Natasha McKenna, 37, already restrained by handcuffs, leg shackles (and reportedly with a mask on), when in her jail cell on February 3 was tasered four times by police. She was pronounced dead five days at a nearby hospital. On April 28, an autopsy declared her death was a result of “excited delirium associated with physical restraint including use of conductive energy device, contributing: Schizophrenia and Bi-Polar Disorder.”
McKenna’s arrest, and now death, have been extremely controversial from day one.
Per WUSA9, the police were called on McKenna in late January because she was acting erratically in public. She was reportedly near a Hertz car rental location on Pickett Road in Virginia. When six officers arrived, she allegedly “punched one officer in the face, tried to bite an officer [and] wrestled with some officers on ground.” At some point during the altercation, it was revealed McKenna suffered from schizophrenia. According to Craig Fifer, on behalf of Alexandria, Virginia police, “the focus was [on] getting her to the hospital [in order to receive treatment].”

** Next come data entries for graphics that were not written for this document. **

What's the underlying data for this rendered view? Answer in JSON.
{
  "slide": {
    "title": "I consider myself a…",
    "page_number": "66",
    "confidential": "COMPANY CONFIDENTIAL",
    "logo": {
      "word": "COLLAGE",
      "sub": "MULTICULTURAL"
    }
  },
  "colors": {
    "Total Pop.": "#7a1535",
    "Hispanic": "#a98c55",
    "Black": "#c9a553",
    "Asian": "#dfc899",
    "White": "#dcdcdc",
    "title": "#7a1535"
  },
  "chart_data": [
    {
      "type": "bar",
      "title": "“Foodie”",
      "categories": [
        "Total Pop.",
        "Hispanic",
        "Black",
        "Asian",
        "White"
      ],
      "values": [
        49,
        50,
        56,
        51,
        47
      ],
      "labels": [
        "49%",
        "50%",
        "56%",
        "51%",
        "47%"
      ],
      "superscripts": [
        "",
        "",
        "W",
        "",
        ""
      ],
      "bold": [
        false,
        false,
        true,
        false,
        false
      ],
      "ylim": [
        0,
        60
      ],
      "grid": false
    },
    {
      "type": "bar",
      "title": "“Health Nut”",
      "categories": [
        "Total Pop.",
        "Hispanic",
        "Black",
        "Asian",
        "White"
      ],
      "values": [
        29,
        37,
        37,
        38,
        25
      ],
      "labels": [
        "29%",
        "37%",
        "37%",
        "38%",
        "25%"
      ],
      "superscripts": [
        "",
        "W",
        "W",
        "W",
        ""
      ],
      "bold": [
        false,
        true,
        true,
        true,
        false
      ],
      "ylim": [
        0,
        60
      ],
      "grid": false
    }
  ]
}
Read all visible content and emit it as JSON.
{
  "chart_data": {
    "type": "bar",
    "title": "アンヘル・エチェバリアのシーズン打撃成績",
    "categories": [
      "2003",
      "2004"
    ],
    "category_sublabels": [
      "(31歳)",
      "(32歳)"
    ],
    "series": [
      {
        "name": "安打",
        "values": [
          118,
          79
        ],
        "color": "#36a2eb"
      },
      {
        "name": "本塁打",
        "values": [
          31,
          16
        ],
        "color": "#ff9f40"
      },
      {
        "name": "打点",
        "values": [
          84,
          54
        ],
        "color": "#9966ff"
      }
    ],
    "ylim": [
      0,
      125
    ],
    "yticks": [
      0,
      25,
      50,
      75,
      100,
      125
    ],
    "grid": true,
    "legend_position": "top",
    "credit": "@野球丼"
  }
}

With intentions of eventually transmitting her to Alexandria jails to receive medical assistance, McKenna was held at Fairfax County jail. She began to experience intense episodes with her schizophrenia due to a lack of medicine or treatment. While at Fairfax, her condition was “deteriorating.”
On February 3, McKenna was physically having difficulty obeying the orders of deputies (“in an effort to…put [her] in a restraining chair”). Reportedly, police then resorted to using a 50,000-volt taser on her four times. That decision placed McKenna in cardiac arrest.
After she died, it took four months for a Virginian medical examiner to deliver an autospy on the mother of one. Per the Washington Post, the diagnosis found that McKenna’s schizophrenia was aggravated by tasers. The examiner also shockingly ruled the incident as an “accident.”
Following the extremely unfortunate circumstance, the Fairfax County Sheriff’s Office made the delayed decision to suspend the use of tasers in the future. Andrea Ceisler, told the Virginia press:
“When an unusual event occurs, it is standard practice to review specific policy and procedures in reference to that event. Due to the recent incident, we are focused on the Taser policy and, as you are now aware, have temporarily suspended the use of this device in the ADC pending completion of our review.”